应用统计学方法(二)

发布于 作者: Ethan

Learning Objectives

  • Understand packages and libraries in R and how they work.

  • Learn basics of ggplot2.

  • Calculate and visualize probabilities from:

    • Binomial distribution.
    • Normal distribution.

Key Functions

  • ggplot()
  • dbinom()
  • pbinom()
  • geom_segment()
  • pnorm()
  • stat_function()
  • dnorm()
  • geom_area()

Introduction to ggplot2

  • ggplot2 is a powerful visualization package based on the Grammar of Graphics.

  • Three key components in ggplot():

    1. Data – the dataset.
    2. Aesthetics (aes) – variables mapped to axes, color, size, etc.
    3. Geometric object – the type of plot (geom_histogram, geom_point, etc.).

ggplot Basics Example

Dataset: penguins.csv.

  1. Start with data:

    ggplot(data = penguins)
    
  2. Add aesthetics:

    ggplot(data = penguins, aes(x = body_mass_g))
    
  3. Add geometry:

    ggplot(data = penguins, aes(x = body_mass_g)) +
      geom_histogram()
    

Mnemonic: Data → Aesthetics → Geometric object.

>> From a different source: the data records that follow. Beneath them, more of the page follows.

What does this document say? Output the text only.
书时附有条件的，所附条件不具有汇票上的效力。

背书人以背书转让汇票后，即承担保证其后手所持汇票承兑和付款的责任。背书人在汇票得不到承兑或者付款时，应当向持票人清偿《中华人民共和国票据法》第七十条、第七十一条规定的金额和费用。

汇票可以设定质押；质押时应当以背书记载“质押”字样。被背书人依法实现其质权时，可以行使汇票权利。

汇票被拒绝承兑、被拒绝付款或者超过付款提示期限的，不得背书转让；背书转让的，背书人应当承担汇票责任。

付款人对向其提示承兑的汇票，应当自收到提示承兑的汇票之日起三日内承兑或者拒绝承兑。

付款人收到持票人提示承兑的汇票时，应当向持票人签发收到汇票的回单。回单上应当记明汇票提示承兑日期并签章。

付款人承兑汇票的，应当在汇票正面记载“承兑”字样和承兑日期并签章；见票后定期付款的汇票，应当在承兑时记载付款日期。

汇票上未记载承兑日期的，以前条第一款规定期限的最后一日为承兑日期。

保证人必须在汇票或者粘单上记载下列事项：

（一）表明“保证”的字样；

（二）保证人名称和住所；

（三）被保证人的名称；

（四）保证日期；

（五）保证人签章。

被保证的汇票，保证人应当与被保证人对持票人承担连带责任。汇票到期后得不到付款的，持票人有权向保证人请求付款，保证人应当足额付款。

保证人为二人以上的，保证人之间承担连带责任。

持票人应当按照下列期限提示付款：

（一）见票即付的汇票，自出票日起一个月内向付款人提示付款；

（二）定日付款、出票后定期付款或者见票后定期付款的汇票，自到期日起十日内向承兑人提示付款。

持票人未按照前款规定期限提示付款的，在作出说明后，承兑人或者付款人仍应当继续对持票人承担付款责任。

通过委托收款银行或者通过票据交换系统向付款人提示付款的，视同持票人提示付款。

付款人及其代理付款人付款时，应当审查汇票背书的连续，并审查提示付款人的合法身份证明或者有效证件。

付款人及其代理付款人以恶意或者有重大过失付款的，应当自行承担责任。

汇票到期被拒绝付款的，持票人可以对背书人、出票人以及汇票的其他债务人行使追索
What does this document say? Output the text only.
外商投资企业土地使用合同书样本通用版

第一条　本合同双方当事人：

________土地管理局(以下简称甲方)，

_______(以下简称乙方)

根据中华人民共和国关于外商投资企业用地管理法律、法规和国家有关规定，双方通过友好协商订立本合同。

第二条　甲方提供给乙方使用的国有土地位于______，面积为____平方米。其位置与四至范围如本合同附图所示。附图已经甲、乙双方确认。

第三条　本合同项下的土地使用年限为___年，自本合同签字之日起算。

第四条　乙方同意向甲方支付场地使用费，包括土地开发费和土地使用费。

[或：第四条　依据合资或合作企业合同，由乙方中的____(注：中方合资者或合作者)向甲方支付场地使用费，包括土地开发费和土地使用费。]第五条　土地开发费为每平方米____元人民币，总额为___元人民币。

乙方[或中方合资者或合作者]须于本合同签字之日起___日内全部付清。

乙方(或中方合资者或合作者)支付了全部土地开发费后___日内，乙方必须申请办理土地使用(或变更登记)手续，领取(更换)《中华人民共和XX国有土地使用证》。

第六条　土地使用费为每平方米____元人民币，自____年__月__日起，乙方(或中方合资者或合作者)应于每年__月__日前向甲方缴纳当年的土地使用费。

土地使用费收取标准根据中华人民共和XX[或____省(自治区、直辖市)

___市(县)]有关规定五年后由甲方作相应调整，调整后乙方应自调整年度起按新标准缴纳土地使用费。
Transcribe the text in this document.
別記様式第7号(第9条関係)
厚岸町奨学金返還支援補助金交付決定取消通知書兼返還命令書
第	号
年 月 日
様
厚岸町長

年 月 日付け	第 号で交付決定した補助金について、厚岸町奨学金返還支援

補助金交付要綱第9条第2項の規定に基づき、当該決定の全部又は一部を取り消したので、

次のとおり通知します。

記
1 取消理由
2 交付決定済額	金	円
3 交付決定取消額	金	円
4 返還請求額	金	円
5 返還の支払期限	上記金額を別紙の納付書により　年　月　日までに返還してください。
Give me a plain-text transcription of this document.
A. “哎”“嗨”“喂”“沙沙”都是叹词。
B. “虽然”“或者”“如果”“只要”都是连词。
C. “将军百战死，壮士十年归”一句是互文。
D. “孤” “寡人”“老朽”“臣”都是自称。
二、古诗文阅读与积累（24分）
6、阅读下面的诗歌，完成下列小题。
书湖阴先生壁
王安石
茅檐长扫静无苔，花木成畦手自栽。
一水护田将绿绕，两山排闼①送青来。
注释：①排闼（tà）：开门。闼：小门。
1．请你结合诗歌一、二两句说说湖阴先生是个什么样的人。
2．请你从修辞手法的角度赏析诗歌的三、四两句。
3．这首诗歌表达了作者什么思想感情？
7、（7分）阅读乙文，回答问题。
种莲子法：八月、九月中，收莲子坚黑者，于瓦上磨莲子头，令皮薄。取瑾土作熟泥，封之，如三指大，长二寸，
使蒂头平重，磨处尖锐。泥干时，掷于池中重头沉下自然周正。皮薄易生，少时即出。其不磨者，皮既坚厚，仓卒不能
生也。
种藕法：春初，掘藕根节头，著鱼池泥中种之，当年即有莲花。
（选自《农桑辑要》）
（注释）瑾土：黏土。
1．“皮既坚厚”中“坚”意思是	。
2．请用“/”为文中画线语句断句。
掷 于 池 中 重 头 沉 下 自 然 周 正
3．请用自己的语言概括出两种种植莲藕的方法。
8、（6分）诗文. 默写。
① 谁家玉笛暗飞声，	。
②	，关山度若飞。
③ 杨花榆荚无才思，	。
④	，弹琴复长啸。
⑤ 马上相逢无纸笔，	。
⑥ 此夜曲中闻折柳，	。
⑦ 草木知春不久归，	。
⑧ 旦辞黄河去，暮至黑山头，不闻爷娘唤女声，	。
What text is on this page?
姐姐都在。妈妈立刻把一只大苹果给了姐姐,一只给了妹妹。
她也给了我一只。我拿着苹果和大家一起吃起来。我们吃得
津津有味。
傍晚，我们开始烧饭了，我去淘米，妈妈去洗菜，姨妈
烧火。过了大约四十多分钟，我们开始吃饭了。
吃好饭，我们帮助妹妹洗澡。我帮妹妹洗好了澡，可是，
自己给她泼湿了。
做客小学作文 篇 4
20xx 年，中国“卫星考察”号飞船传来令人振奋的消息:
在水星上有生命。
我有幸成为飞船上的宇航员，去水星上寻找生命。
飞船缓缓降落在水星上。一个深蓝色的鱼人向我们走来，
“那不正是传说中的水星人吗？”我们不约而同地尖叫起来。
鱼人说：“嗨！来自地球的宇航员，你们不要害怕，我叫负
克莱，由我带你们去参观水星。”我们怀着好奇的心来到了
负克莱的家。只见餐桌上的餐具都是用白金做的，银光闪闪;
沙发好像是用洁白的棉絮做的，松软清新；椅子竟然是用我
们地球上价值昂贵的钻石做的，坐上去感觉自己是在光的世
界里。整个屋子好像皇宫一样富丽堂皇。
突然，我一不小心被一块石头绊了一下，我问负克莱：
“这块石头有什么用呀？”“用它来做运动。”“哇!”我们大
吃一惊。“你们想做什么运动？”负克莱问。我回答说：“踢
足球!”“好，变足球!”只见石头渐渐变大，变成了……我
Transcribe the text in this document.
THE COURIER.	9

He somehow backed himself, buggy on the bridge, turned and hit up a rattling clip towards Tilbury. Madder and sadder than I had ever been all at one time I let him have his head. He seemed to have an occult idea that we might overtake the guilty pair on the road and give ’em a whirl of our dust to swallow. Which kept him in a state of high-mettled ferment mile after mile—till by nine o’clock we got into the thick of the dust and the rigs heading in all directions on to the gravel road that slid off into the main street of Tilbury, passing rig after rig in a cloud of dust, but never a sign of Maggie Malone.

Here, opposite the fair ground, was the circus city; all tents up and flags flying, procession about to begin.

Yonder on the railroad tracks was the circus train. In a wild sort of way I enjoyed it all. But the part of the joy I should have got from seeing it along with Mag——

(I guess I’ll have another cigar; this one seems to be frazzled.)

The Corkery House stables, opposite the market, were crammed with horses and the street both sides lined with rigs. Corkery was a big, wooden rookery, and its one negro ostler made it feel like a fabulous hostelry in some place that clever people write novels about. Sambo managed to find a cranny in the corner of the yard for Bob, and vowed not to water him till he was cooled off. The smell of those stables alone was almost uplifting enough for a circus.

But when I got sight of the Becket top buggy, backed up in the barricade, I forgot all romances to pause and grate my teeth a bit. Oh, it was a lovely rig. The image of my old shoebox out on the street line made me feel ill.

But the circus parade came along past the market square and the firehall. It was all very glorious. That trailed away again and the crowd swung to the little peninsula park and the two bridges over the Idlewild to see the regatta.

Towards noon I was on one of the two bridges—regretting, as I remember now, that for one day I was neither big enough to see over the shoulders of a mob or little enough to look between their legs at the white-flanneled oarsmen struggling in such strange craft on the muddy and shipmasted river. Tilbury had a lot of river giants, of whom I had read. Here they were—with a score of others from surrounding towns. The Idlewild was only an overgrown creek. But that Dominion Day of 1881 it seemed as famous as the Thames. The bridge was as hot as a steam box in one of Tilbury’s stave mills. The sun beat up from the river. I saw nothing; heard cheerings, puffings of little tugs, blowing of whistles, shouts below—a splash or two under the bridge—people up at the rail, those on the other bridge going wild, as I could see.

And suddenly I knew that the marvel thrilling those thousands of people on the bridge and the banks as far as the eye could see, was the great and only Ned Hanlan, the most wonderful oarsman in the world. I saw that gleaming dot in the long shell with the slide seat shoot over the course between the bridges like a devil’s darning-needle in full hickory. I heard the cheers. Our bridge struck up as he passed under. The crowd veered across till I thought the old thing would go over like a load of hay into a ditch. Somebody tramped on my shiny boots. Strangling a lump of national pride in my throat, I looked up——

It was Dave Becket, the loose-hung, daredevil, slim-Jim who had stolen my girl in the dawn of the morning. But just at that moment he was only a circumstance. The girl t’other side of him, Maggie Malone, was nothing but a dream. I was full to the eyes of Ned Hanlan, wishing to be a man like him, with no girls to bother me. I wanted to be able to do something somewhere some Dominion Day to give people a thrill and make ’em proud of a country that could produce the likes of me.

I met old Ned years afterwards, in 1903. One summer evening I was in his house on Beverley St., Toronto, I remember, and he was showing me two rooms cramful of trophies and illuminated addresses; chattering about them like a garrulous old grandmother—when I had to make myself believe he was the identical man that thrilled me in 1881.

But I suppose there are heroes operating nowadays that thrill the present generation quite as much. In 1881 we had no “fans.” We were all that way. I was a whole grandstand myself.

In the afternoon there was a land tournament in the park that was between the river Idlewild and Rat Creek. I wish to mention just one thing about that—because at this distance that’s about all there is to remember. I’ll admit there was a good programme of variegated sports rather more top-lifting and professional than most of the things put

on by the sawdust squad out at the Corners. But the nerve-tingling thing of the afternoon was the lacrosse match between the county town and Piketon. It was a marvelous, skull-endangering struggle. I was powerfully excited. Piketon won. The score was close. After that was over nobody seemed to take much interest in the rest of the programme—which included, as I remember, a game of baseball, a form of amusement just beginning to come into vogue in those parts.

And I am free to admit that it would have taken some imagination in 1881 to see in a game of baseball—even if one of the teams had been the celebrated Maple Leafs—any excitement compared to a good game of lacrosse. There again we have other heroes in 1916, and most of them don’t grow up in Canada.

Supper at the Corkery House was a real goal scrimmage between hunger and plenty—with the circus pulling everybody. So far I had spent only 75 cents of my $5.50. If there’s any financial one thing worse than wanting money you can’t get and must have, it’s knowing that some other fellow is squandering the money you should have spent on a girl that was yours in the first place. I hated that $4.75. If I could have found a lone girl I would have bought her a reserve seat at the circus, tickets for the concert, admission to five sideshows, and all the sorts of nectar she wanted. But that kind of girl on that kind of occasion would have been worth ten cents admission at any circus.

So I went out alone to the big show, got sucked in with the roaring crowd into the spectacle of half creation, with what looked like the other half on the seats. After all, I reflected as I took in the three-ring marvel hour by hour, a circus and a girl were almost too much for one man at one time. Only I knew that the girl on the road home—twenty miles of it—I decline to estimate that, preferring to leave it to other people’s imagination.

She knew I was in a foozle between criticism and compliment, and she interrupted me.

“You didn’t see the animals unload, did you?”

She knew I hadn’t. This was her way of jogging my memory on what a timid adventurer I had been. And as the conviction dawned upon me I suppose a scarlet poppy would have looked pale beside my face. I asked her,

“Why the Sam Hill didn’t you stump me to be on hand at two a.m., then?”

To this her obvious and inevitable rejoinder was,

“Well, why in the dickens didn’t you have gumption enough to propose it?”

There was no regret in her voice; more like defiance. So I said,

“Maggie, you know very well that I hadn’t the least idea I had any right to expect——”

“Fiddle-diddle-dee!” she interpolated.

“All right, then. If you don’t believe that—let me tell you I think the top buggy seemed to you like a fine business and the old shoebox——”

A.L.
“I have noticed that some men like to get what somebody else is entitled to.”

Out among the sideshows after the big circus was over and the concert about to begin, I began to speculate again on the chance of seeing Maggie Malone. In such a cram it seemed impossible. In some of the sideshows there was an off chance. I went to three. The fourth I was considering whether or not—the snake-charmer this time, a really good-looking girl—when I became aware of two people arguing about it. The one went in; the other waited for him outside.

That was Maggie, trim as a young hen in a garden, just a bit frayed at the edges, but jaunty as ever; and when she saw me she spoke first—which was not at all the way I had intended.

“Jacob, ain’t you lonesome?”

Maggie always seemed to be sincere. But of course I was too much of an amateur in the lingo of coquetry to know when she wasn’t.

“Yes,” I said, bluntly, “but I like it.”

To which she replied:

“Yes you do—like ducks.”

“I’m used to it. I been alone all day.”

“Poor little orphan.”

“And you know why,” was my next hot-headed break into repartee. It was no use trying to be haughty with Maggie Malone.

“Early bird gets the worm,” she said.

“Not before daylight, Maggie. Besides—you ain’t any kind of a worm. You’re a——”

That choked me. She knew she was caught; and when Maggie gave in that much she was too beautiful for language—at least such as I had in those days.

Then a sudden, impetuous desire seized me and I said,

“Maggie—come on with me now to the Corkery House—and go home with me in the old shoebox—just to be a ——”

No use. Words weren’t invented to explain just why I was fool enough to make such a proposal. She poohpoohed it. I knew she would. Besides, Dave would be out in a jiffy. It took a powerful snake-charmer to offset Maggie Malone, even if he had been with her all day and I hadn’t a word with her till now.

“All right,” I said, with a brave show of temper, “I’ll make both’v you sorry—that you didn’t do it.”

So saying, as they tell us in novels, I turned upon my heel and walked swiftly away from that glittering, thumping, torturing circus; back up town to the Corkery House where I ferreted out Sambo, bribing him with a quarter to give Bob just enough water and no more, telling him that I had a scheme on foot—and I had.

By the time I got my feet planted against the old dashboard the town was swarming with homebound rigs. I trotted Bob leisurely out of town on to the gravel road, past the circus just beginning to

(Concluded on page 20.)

Binomial Distribution in R

Probability Mass Function

  • dbinom(x, size, prob) → P(X = x)

    • x: number of successes.
    • size: number of trials.
    • prob: probability of success.

Example: exactly 3 heads in 4 flips, p=0.5.

dbinom(x = 3, size = 4, prob = 0.5)

Cumulative Distribution

  • pbinom(q, size, prob, lower.tail) → P(X ≤ q) if lower.tail=TRUE.

  • Default: lower.tail = TRUE.

    • TRUE → P(X ≤ x).
    • FALSE → P(X > x).

Example: at most 1 head in 4 flips.

pbinom(q = 1, size = 4, prob = 0.5)

Binomial Visualization

  • Create a data frame with outcomes and probabilities:

    df1 <- data.frame(x = 0:4,
                      y = dbinom(0:4, size = 4, prob = 0.5))
    
  • Plot with geom_segment:

    ggplot(df1, aes(x = x, xend = x, y = 0, yend = y)) +
      geom_segment() +
      labs(title = "Binomial(4, 0.5)",
           x = "Number of Heads",
           y = "Probability")
    

Reminder: Always add informative title + axis labels.


Normal Distribution in R

Cumulative Probabilities

  • Function: pnorm(q, mean, sd, lower.tail).

  • Example: P(X < 50) when mean=80, sd=15.

    pnorm(q = 50, mean = 80, sd = 15)
    
  • For the standard normal distribution (Z): mean=0, sd=1 (default).


Visualizing Normal PDF

  • Use stat_function() with dnorm():

    ggplot(data.frame(x = c(-4, 4)), aes(x = x)) +
      stat_function(fun = dnorm, args = list(0, 1))
    
  • Improved with labels and formatting:

    ggplot(data.frame(x = c(-4, 4)), aes(x = x)) +
      stat_function(fun = dnorm, args = list(0, 1),
                    col = "black", lwd = 1) +
      labs(title = "Normal(0, 1)", x = "", y = "Density")
    

Shading Areas in Normal Distribution

  • Use geom_area() to shade regions.

  • Example: Shade region where Z ≤ 1.4.

    ggplot(data.frame(x = c(-4, 4)), aes(x = x)) +
      geom_area(stat = "function", fun = dnorm,
                args = list(0, 1),
                fill = "lightblue", xlim = c(-4, 1.4)) +
      stat_function(fun = dnorm, args = list(0, 1),
                    col = "black", lwd = 1) +
      labs(title = "Normal(0, 1)", y = "Density")
    

Key: specify xlim for shaded area bounds.


Uniform Distribution in R

  • Function: punif(q, min, max, lower.tail).

  • Example: Wait time between 20–70 minutes. P(X ≥ 30).

    punif(q = 30, min = 20, max = 70, lower.tail = FALSE)
    

General Reminders

  • Always install once, load per session for packages.

  • Binomial distribution: use dbinom() for exact probabilities, pbinom() for cumulative.

  • Normal distribution: use pnorm() for probabilities, dnorm() for density plotting.

  • Uniform distribution: use punif().

  • Visualizations should always include:

    • Title.
    • Clear axis labels.
    • Professional style suitable for reports.